All,
I'm wondering if anyone can point me to a reference on how to address the following problem. In my thesis work on lattice QCD many years ago I had to enumerate all possible paths of a given length on a 2D lattice, up to the symmetries of reflection and rotation (plus some other internal symmetries we won't concern ourselves with here). I've been wondering whether it would be possible to compute the number of such paths without explicitly listing them all, for example using generating-function techniques. The paths were used to generate coherent-states for fermionic operators. Each path had a quark at one end and an anti-quark at the other end.
To make this more concrete, I'll give some examples. Write the link in the plus and minus $x$ directions as 'x' and 'X', likewise use 'y' and 'Y' for the plus and minus $y$ directions, respectively.

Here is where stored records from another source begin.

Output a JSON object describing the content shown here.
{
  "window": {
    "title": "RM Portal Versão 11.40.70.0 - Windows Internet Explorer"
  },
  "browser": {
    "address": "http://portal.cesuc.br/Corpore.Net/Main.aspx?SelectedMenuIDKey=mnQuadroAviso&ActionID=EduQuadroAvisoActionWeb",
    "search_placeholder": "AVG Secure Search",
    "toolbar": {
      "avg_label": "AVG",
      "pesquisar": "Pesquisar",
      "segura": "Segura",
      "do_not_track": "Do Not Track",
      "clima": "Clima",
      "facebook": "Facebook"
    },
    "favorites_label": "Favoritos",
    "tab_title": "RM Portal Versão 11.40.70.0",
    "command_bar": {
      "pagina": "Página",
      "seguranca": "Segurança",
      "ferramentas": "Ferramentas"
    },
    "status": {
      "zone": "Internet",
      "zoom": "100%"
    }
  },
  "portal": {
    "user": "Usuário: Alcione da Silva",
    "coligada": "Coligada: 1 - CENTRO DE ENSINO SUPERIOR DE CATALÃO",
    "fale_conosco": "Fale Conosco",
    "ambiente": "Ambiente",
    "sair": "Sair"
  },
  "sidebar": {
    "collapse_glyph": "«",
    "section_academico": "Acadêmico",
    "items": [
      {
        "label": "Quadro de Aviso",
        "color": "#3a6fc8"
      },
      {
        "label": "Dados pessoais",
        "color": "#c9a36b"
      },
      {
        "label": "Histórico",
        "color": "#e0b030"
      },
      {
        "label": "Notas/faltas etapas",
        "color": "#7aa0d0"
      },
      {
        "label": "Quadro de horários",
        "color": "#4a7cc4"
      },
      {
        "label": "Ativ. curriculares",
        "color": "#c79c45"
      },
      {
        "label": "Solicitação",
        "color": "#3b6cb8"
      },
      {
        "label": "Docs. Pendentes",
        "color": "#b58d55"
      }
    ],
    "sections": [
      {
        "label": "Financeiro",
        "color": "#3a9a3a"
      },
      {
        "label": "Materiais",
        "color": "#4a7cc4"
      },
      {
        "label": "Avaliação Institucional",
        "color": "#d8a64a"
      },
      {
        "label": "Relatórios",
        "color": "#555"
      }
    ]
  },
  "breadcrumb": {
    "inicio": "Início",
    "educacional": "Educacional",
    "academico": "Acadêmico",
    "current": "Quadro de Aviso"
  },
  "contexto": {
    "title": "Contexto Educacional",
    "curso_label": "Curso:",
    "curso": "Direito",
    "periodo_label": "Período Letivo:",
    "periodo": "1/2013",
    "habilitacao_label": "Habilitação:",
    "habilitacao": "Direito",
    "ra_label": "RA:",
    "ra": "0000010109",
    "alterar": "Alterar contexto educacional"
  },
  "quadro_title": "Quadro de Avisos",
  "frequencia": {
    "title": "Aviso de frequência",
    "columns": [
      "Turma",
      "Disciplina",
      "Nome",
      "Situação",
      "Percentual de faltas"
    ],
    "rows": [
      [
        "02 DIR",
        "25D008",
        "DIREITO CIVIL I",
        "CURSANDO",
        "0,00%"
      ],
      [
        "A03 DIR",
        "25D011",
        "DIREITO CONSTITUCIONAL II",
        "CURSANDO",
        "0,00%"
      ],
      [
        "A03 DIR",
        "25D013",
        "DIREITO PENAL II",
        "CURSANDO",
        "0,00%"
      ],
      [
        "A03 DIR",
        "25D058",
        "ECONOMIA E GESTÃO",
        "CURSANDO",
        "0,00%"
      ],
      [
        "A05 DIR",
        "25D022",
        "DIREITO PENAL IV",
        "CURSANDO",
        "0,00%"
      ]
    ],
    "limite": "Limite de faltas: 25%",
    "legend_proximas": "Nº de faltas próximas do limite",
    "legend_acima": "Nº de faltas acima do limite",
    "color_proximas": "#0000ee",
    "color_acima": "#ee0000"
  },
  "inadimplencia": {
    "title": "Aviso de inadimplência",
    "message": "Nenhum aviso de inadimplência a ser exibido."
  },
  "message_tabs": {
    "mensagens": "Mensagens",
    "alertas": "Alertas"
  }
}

Note that these 'links' represent unitary operators so combinations like $xX$ and $Yy$ cancel, so are not counted. Then the first few examples are:
Length 1: $x$
Length 2: $xx$, $xy$
(note here, for example, that the other paths $yy$, $YY$, $XX$, $xY$, $yX$, $yx$, etc, are related to the two that I listed by symmetry, so are not counted).

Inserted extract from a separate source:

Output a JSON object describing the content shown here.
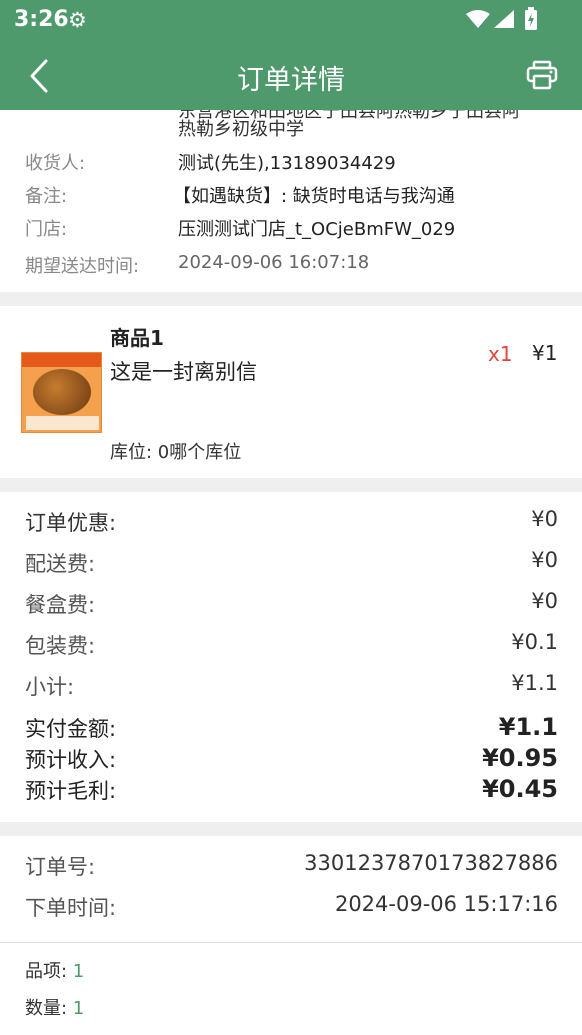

Length 3: $xxx$, $xxy$, $xyx$, $xyX$
Length 4: $xxxx$, $xxxy$, $xxyx$, $xxyy$, $xxyX$, $xyxY$, $xyxy$, $xyyx$, $xyyX$, $xyXY$
and so on.
Let $A_n$ be the number of paths of length $n$. As $n$ gets large, it seems like there could be a simple asymptotic relation for $A_{n+1}/A_n$, since most paths would be extended by adjoining the three possible directional links (that don't cancel) to the end of the path, so maybe the ratio would go to 3 (NOTE - which it seems to from Liviu's result)?
Again, this work was done years ago, but this problem has stuck in my mind. I never had any formal training in combinatorics or graphs, but from what I've read this seems like it could be a tractable problem. For me, the issue of having to not count paths that are related by symmetries makes it quite difficult.
Thanks for any information/references/thoughts on this! I plan to write some code to numerically check the behavior of $A_n$. My goal is to have someone point me in the right direction to get started on an 'analytic' solution or asymptotic estimate. By the way, the same problem arises in 3D, but I will stick to 2D first.
EDIT: Using Liviu's solution I found this sequence in OEIS, related to bending of a wire in 2D (the same problem). It is here: link text
Regards, Tom